According to the USDA, between 60-80% of Americans are magnesium deficient.  One can safely assume that this number is transferable to Canadians as our lifestyle and eating habits are much the same as our neighbors to the South. 

Studies have shown that low magnesium levels may be responsible for a multitude of symptoms:

- Muscle spasms             - Back pain                               - Insomnia or restless sleep

- Headaches                    - Constipation                           - Stiff and aching muscles

- Stress                              - Kidney stones                        - High blood pressure

- Angina                           - Osteoporosis                         - Muscle weakness

- Stroke                            - ADD/ADHD                             - Irregular Heartbeat

- Anxiety                          - Heart palpitations                  - Restless Leg Syndrome

- PMS                                 - Insulin Resistance                 - Muscle twitch or tic

- Depression

And according to Carolyn Dean, M.D., N.D., author of The Magnesium Miracle, magnesium is useful in the treatment of the following:

  • Anxiety and panic attacks
  • Asthma
  • Blood clots
  • Bowel disease
  • Cystitis
  • Depression
  • Detoxification
  • Diabetes, Syndrome X, and Metabolic Syndrome
  • Fatigue
  • Heart disease
  • Hypertension
  • Hypoglycemia
  • Insomnia
  • Kidney Disease
  • Liver Disease
  • Migraine
  • Musculoskeletal conditions
  • Nerve problems
  • Obstetrics and Gynecology-PMS, dysmenorrhea (cramping pain during menses), infertility, premature contractions, preeclampsia, and eclampsia in pregnancy, lessens the risk of cerebral palsy and Sudden Infant Death Syndrome (SIDS)
  • Osteoporosis
  • Raynaud's Syndrome
  • Tooth decay

There are a number of reasons we are suffering from magnesium deficiency:

Firstly, our crop lands have depleted magnesium levels.  After growing crops in the same soil for many years, and not replacing the minerals found there, the soil is tired.  Depleted soil equals depleted crops.
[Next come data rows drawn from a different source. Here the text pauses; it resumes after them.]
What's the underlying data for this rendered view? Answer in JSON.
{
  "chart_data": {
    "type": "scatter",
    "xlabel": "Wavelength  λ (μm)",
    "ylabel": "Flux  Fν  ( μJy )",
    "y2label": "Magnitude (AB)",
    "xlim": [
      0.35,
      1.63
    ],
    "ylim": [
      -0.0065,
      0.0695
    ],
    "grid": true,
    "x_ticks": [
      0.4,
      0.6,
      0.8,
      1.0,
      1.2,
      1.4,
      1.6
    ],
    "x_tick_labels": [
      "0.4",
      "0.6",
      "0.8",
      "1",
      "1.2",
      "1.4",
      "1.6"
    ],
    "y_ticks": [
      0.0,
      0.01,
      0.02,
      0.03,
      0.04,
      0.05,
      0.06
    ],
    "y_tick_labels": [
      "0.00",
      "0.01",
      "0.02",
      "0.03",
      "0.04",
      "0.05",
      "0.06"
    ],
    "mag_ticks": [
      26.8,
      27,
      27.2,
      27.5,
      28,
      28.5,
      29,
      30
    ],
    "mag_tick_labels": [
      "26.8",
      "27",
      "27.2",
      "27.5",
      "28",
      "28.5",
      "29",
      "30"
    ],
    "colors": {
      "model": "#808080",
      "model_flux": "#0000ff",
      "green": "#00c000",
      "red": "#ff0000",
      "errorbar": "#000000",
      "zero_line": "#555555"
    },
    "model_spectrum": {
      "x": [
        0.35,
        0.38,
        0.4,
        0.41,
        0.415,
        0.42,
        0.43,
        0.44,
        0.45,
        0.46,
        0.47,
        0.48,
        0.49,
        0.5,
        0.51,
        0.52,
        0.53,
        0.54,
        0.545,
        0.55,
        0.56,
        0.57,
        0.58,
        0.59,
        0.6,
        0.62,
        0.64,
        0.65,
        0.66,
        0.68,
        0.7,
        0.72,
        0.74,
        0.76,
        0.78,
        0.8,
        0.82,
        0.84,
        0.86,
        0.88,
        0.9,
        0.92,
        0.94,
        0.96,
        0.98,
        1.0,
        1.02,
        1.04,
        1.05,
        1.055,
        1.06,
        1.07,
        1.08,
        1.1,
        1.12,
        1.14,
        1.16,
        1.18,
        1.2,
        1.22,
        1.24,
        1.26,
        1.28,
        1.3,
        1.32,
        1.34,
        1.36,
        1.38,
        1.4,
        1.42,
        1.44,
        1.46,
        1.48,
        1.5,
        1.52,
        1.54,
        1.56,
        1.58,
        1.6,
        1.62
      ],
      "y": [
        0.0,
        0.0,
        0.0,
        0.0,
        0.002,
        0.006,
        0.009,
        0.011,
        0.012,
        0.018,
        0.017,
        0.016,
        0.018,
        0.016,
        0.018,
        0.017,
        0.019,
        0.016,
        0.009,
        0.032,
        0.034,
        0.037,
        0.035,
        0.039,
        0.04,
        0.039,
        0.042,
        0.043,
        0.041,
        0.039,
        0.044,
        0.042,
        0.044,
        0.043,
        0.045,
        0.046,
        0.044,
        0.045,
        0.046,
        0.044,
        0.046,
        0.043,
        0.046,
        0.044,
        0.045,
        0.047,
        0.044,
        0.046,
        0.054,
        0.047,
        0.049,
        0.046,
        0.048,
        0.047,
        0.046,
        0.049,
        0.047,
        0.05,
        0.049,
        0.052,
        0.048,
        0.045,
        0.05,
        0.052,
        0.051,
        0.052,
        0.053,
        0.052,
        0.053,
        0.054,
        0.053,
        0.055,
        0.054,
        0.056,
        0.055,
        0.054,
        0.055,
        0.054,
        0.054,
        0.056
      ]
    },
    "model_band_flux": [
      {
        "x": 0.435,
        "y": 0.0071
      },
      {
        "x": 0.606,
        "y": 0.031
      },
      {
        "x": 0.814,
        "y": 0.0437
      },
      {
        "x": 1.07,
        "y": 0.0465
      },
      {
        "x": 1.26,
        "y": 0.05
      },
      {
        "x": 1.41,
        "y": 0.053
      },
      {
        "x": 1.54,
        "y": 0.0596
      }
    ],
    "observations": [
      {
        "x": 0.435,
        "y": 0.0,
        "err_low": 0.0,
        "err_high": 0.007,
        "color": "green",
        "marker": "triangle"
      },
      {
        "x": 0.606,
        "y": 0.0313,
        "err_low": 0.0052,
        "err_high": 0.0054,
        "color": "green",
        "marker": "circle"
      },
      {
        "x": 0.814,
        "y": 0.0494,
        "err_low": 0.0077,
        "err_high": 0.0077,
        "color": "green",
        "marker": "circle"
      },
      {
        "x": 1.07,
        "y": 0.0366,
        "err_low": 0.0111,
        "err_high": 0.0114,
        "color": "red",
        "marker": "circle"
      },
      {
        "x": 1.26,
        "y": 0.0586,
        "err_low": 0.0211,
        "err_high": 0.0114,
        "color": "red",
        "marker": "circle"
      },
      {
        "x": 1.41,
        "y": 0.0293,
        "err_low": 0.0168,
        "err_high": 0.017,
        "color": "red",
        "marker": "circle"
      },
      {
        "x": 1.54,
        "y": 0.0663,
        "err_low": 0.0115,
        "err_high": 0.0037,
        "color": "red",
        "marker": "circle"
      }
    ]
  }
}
Secondly, one can appreciate that if magnesium is necessary in so many reactions within the body, it is rapidly depleted by the regular processes within the body.  Add to that, accelerated depletion due to a number of factors:  physical and mental stress; alcohol use; prescription drug interference with magnesium uptake; consumption of foods which hinder the absorption of magnesium (tea, foods high in oxalic acid such as spinach), phosphate containing foods (such as soda pop); and exposure to toxins.

Lastly, the diet which we consume is low in magnesium.  Processed foods make up a large part of the North American Diet.  It is a diet with low nutrient content and lacks the minerals and vitamins necessary for healthy body function.

The recommended daily intake of magnesium for men is approximately 400 mg and for women 300 mg and there are indications that these numbers may be low.  In order to consume enough magnesium, we need to up the consumption of plant foods that we eat.  Good sources of magnesium include nuts, oatmeal, cocoa, beans, lentils, and pumpkin seeds. 

If one considers supplementing their magnesium intake it is important to note that magnesium is most absorbable if combined with ascorbate, citrate or glycinate.  Other forms are not as easily absorbed.